Somut olayda, davacının 01/06/2007 – 01/11/2008 tarihleri arasındaki hizmetlerinin tespiti için davalı Kurum ve davalı H.. İ..’ı hasım göstererek dava açtığı, davacı tarafın tespitini talep ettiği 01/06/2007 – 01/11/2008 tarihleri arasındaki kayıtlı bulunan işyerlerinin sicil no ve ve ünvanlarına göre davalı H.. İ..’ın isminin bulunmadığı, davacı tarafın davalı H.. İ..’ı hasım göstermesinin husumette iyiniyetle yanılgıya dayandığı, mahkemece gerçek hasma husumet yöneltmek üzere davacı tarafa kesin süre ile önel verilmediği ve husumetin yanlış kişiye yönlendirildiği gerekçesiyle davanın husumet yokluğu nedeniyle usulden reddine karar verildiği anlaşılmaktadır.
6100 sayılı Hukuk Muhakemeleri Kanunu’nun 124/4 maddesinde “Dava dilekçesinde tarafın yanlış veya eksik gösterilmesi kabul edilebilir bir yanılgıya dayanıyorsa, hâkim karşı tarafın rızasını aramaksızın taraf değişikliği talebini kabul edebilir. Bu durumda hâkim, davanın tarafı olmaktan çıkarılan ve aleyhine dava açılmasına sebebiyet vermeyen kişi lehine yargılama giderlerine hükmeder.” hükmünü amirdir.

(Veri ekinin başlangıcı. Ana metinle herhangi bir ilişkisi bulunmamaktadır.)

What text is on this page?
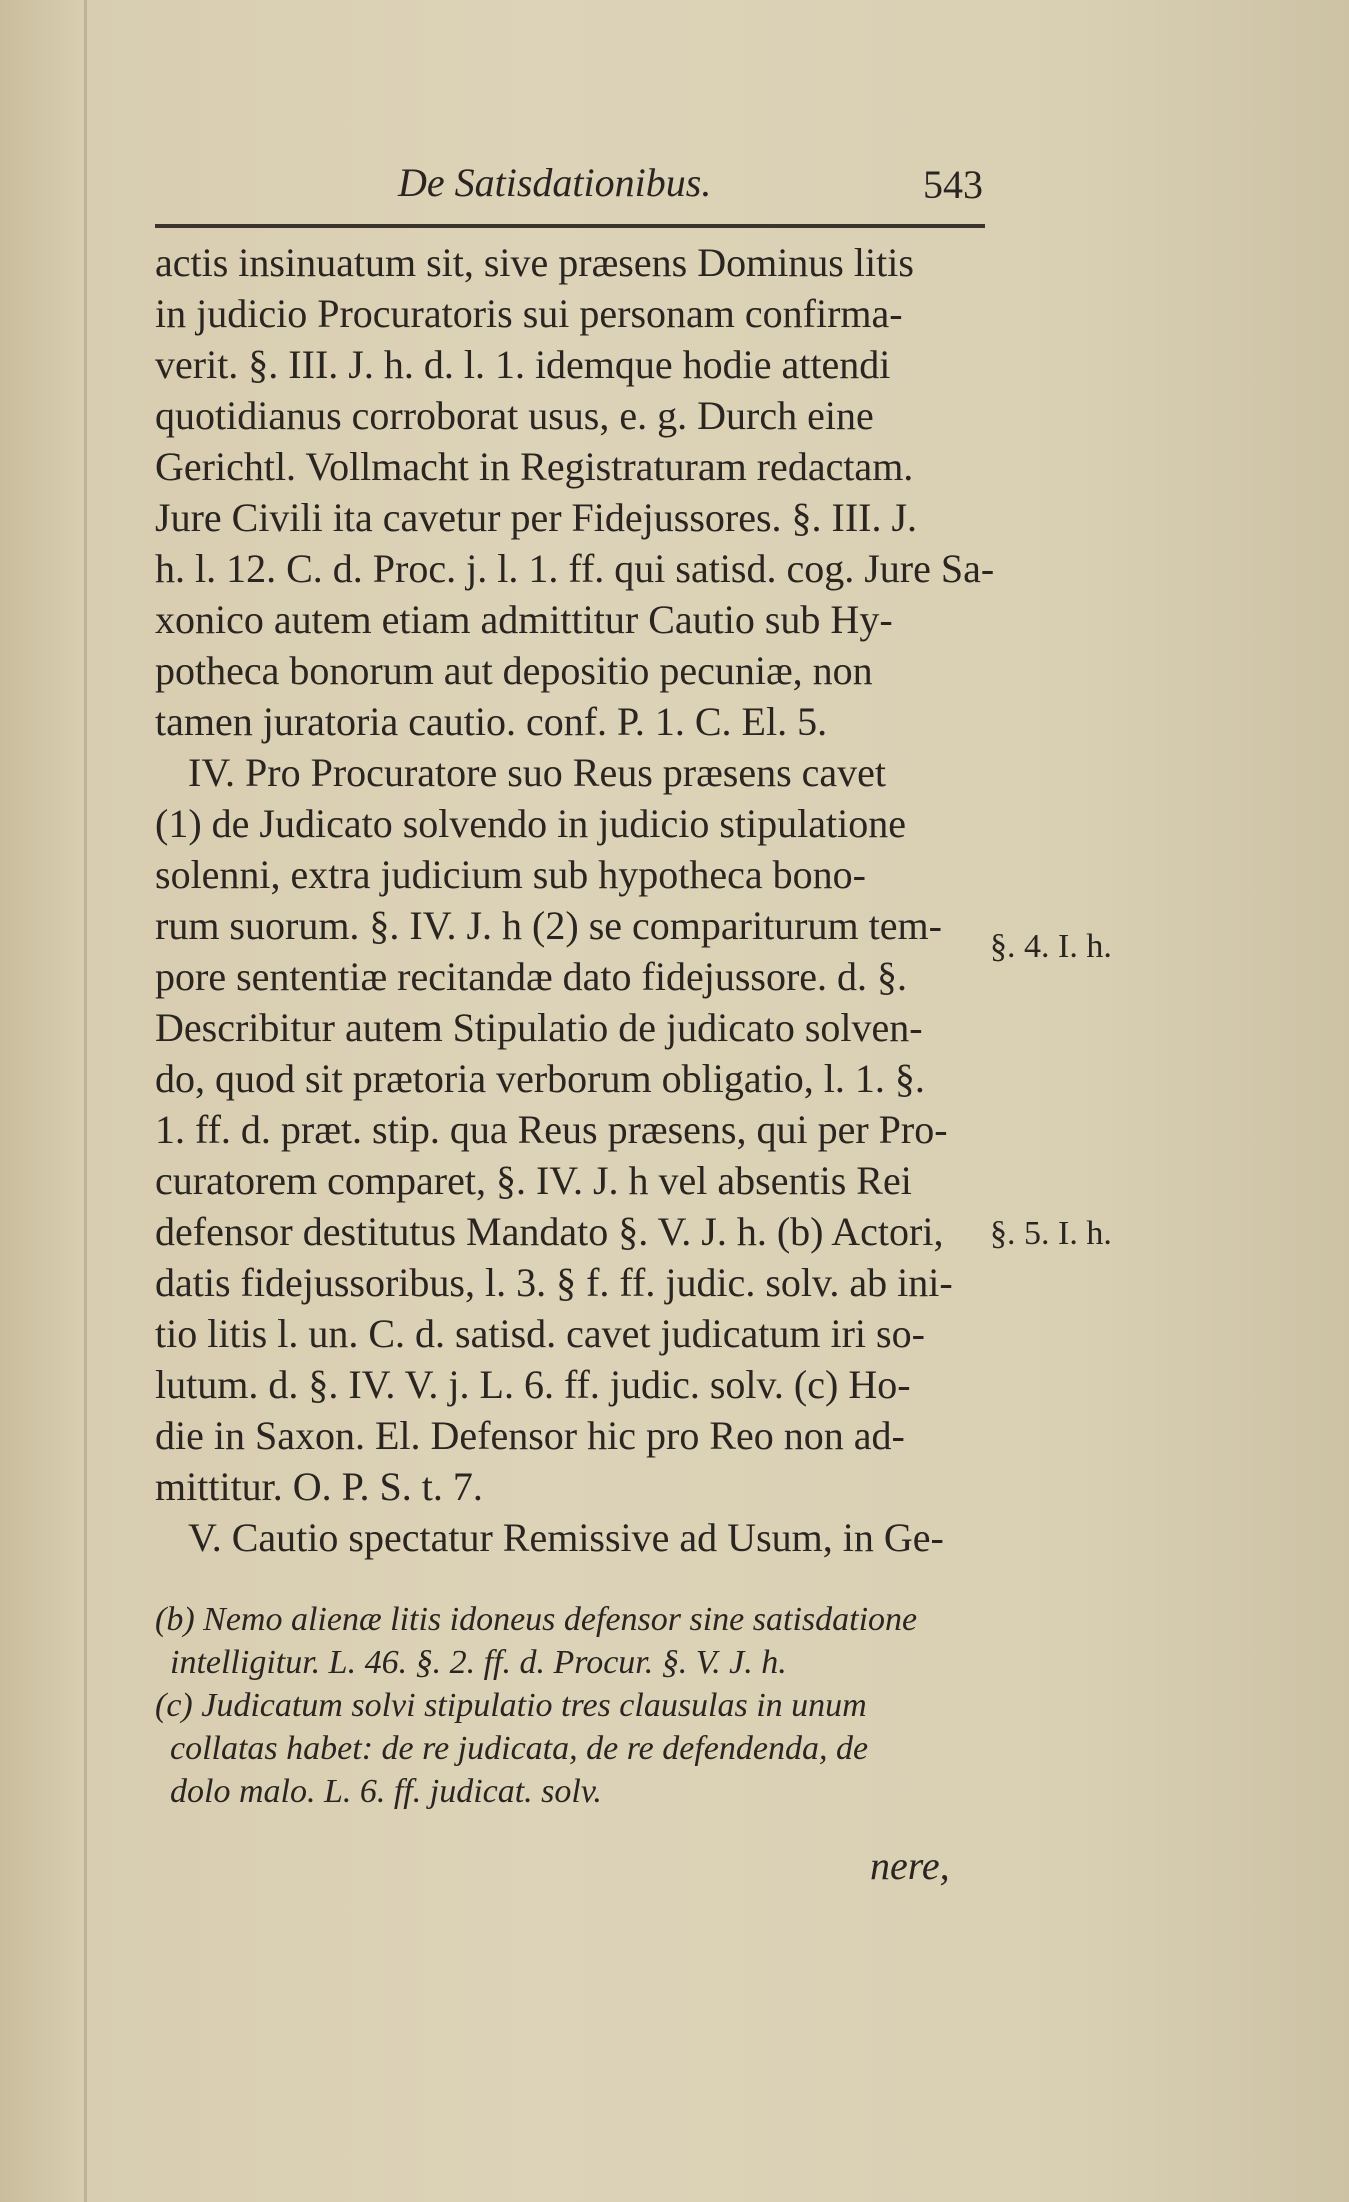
De Satisdationibus.	543
actis insinuatum sit, sive præsens Dominus litis
in judicio Procuratoris sui personam confirma-
verit. §. III. J. h. d. l. 1. idemque hodie attendi
quotidianus corroborat usus, e. g. Durch eine
Gerichtl. Vollmacht in Registraturam redactam.
Jure Civili ita cavetur per Fidejussores. §. III. J.
h. l. 12. C. d. Proc. j. l. 1. ff. qui satisd. cog. Jure Sa-
xonico autem etiam admittitur Cautio sub Hy-
potheca bonorum aut depositio pecuniæ, non
tamen juratoria cautio. conf. P. 1. C. El. 5.
IV. Pro Procuratore suo Reus præsens cavet
(1) de Judicato solvendo in judicio stipulatione
solenni, extra judicium sub hypotheca bono-
rum suorum. §. IV. J. h (2) se compariturum tem-
pore sententiæ recitandæ dato fidejussore. d. §.
Describitur autem Stipulatio de judicato solven-
do, quod sit prætoria verborum obligatio, l. 1. §.
1. ff. d. præt. stip. qua Reus præsens, qui per Pro-
curatorem comparet, §. IV. J. h vel absentis Rei
defensor destitutus Mandato §. V. J. h. (b) Actori,
datis fidejussoribus, l. 3. § f. ff. judic. solv. ab ini-
tio litis l. un. C. d. satisd. cavet judicatum iri so-
lutum. d. §. IV. V. j. L. 6. ff. judic. solv. (c) Ho-
die in Saxon. El. Defensor hic pro Reo non ad-
mittitur. O. P. S. t. 7.
V. Cautio spectatur Remissive ad Usum, in Ge-
§. 4. I. h.
§. 5. I. h.
(b) Nemo alienæ litis idoneus defensor sine satisdatione
intelligitur. L. 46. §. 2. ff. d. Procur. §. V. J. h.
(c) Judicatum solvi stipulatio tres clausulas in unum
collatas habet: de re judicata, de re defendenda, de
dolo malo. L. 6. ff. judicat. solv.
nere,
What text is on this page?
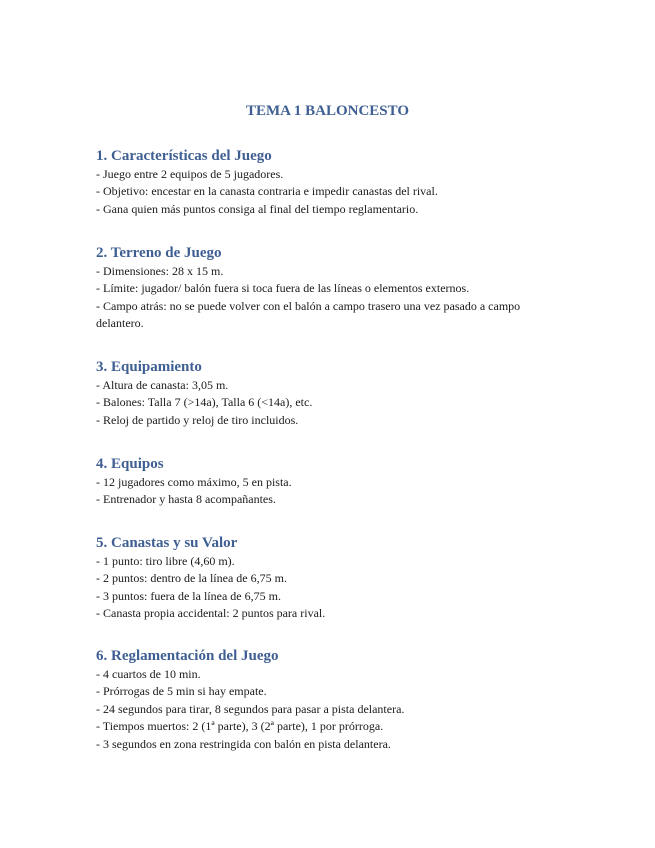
TEMA 1 BALONCESTO

1. Características del Juego

- Juego entre 2 equipos de 5 jugadores.

- Objetivo: encestar en la canasta contraria e impedir canastas del rival.

- Gana quien más puntos consiga al final del tiempo reglamentario.

2. Terreno de Juego

- Dimensiones: 28 x 15 m.

- Límite: jugador/ balón fuera si toca fuera de las líneas o elementos externos.

- Campo atrás: no se puede volver con el balón a campo trasero una vez pasado a campo delantero.

3. Equipamiento

- Altura de canasta: 3,05 m.

- Balones: Talla 7 (>14a), Talla 6 (<14a), etc.

- Reloj de partido y reloj de tiro incluidos.

4. Equipos

- 12 jugadores como máximo, 5 en pista.

- Entrenador y hasta 8 acompañantes.

5. Canastas y su Valor

- 1 punto: tiro libre (4,60 m).

- 2 puntos: dentro de la línea de 6,75 m.

- 3 puntos: fuera de la línea de 6,75 m.

- Canasta propia accidental: 2 puntos para rival.

6. Reglamentación del Juego

- 4 cuartos de 10 min.

- Prórrogas de 5 min si hay empate.

- 24 segundos para tirar, 8 segundos para pasar a pista delantera.

- Tiempos muertos: 2 (1ª parte), 3 (2ª parte), 1 por prórroga.

- 3 segundos en zona restringida con balón en pista delantera.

Hal böyle olunca, mahkemece 6100 sayılı Yasanın 124. maddesi uyarınca değerlendirme yapılarak, davacı tarafın dürüstlük kuralına aykırı olmayan husumette yanılgısı gözönünde bulundurularak yargılamaya devam edilmesi ve gerçek hasma husumet yöneltmek üzere davacı tarafa kesin süre ile önel verilerek hasıl olacak sonuca göre bir karar verilmesi gerekirken, davanın husumet yokluğu nedeniyle usulden reddedilmesi bozmayı gerektirmiştir.
O halde, davacı vekilinin bu yönleri amaçlayan temyiz itirazları kabul edilmeli ve hüküm bozulmalıdır.
SONUÇ:Hükmün yukarıda açıklanan nedenlerle BOZULMASINA, temyiz harcının istek halinde davacıya iadesine, 29/09/2014 gününde oybirliğiyle karar verildi.